Governor Brown this year has waged a campaign to charge rural residents for the costs of fire protection since an increasing number have moved into wildland areas. And state fire officials say the greater the number of homes in rural areas, the higher the cost of fighting fires.
Assembly Bill 2474 (Chesbro) was introduced in the California Legislature on February 24, 2012 to address some of the concerns facing Californians who own real property in the state fire responsibility areas (SRA), and who will start seeing bills (in the amount of $150 per habitable structure for fire prevention fees) show up in their mailboxes this June.
AB 2474 will require the State Board of Forestry and Fire Protection to take into consideration: (1) any amounts that an owner of a structure in a SRA already pays for local fire prevention services, and (2) the severity of the fire zone where the structure is located. If this bill is signed into law it should comfort homeowners who already actively engage in fire prevention measures on their own, and those who own property in SRA zones where the fire severity rating is lower.
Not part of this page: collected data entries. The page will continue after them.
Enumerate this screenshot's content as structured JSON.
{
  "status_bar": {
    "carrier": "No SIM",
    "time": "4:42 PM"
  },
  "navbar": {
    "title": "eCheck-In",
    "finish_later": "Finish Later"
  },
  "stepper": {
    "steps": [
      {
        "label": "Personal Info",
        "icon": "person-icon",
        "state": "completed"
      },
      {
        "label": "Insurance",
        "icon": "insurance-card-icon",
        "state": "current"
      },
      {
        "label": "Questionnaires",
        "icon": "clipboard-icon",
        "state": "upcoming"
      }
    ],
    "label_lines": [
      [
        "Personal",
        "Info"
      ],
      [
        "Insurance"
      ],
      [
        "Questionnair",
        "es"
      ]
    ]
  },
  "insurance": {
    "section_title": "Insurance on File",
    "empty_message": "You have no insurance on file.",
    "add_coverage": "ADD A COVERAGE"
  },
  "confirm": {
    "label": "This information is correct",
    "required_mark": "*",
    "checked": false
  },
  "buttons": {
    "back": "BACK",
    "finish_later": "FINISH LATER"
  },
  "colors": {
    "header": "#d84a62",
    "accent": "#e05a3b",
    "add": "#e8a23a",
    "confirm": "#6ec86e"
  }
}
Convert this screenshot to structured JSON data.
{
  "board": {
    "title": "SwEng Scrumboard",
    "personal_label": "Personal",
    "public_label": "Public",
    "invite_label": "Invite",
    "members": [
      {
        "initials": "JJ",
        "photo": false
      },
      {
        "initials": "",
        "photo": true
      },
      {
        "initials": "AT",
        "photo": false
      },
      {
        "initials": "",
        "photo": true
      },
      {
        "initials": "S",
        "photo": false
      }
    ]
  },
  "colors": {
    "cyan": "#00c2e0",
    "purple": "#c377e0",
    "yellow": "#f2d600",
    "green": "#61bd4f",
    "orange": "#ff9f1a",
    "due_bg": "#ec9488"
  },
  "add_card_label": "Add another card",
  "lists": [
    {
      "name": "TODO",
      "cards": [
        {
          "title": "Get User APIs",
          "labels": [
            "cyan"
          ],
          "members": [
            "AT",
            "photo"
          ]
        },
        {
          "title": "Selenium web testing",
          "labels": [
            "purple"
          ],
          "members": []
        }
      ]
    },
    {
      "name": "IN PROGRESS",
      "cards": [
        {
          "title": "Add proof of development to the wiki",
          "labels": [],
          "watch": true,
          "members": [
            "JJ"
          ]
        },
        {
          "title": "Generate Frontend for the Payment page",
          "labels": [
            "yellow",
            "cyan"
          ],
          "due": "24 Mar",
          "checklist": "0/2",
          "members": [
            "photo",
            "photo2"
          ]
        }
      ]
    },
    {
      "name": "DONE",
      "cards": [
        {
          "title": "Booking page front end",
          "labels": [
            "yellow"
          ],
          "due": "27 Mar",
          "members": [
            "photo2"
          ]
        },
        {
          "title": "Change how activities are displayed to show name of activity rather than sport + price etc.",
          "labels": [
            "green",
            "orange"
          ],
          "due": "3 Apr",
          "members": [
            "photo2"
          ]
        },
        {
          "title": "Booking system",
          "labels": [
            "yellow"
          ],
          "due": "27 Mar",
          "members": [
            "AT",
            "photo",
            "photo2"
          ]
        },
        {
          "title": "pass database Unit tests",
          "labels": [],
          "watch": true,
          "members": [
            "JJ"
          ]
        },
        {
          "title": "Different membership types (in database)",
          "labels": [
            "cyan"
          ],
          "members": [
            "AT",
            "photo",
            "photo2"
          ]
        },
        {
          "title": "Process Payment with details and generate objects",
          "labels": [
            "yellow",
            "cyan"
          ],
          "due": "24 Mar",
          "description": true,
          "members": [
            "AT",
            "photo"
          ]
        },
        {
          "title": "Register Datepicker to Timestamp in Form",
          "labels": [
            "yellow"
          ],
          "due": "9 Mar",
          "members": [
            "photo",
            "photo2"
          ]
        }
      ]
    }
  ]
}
The current existing law requires the Board to adopt emergency regulations to establish a fire prevention fee in an amount not to exceed $150 to be charged on each structure on a parcel that is within a SRA. The Board is required to adjust the fee annually using prescribed methods. The fees (tax) will provide $85 million to State coffers. This is another way to slowly increase the cost of living to homeowners and land owners. Rural property owners have less support and clout than urban property owners, and they call it a fee instead of a tax to reduce its attention. Nevada County Supervisor Hank Weston was quoted as calling the $150 charge "a farce to fill a budget gap created by the state."